Here’s some of what I’m planning for this next week of content.


A quick introduction to privilege and the song “White Privilege” by Macklemore. In “White Privilege,” Macklemore talks about the cultural appropriation of hip hop (and jazz and rock and roll, to a lesser extent). One of the clearest statements of his white privilege affecting his career is when he says, “Hip hop started off in a block that I’ve never been to / To counter act a struggle that I’ve never even been through” and “‘Cause we got the best deal, the music without the burden.” In other words, hip hop sprang from a place of oppression that Macklemore can’t begin to understand because he didn’t experience it.

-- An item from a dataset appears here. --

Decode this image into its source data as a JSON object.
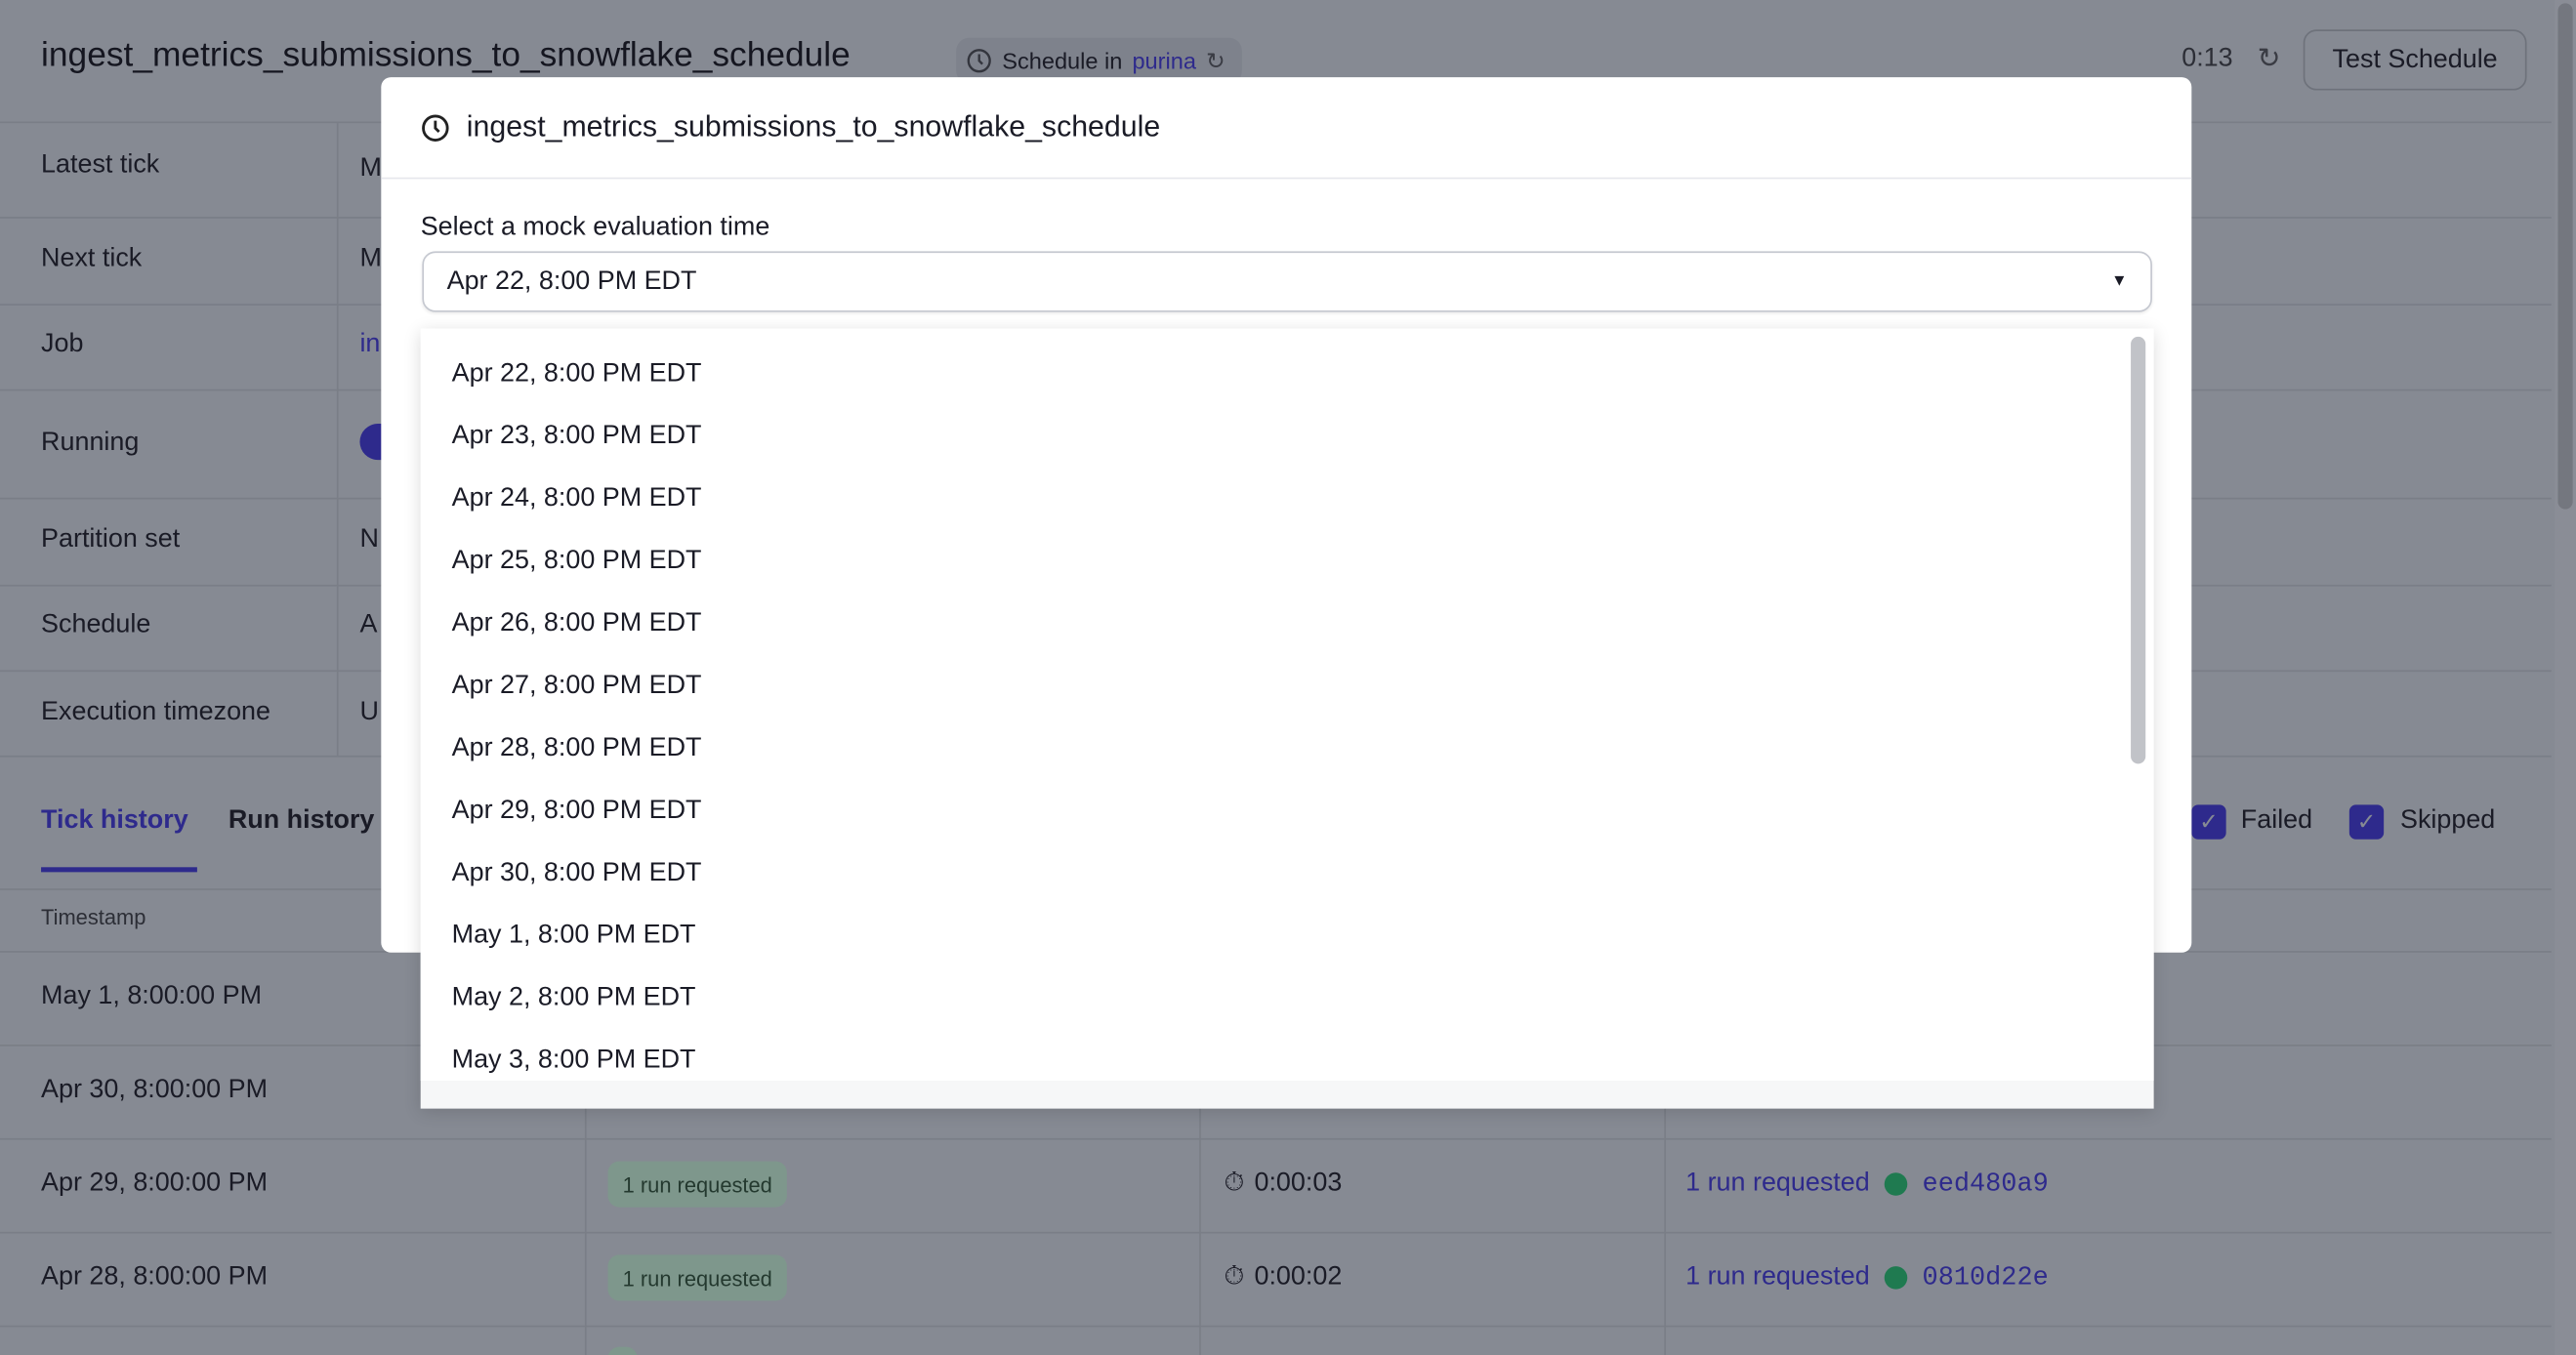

So what’s Macklemore’s option? He goes the route of recognizing those who came before him. He says, “I feel like I pay dues but I’ll always be a white emcee / I give everything I have when I write a rhyme / But that doesn’t change the fact that this culture’s not mine.” I’m offering this kind of recognition of cultural appropriation as a way to counteract privilege’s harmful effects.


A piece that analyzes an image Sonya posted on the Facebook page last week that evoked some really negative responses. The image basically asserts that people in positions of power shouldn’t get to decide what oppression looks like, something that I completely agree with, but some of our followers seem to have gotten the wrong idea. Part of my strategy was to flip the construction of the image’s quote to emphasize the positive rather than the negative.

For example, this is the image:

positions of power

And this is what I’m offering as perhaps the way the quote should’ve been expressed:

Women get to decide what is misogynistic
Gay people get to decide what is homophobic
Trans* people get to decide what is transphobic
People of color get to decide what is racist
People not in positions of power get to decide what is considered oppression
That’s how we move forwards, not backward

This way, it’s clear whose voices should matter most in particular circumstances.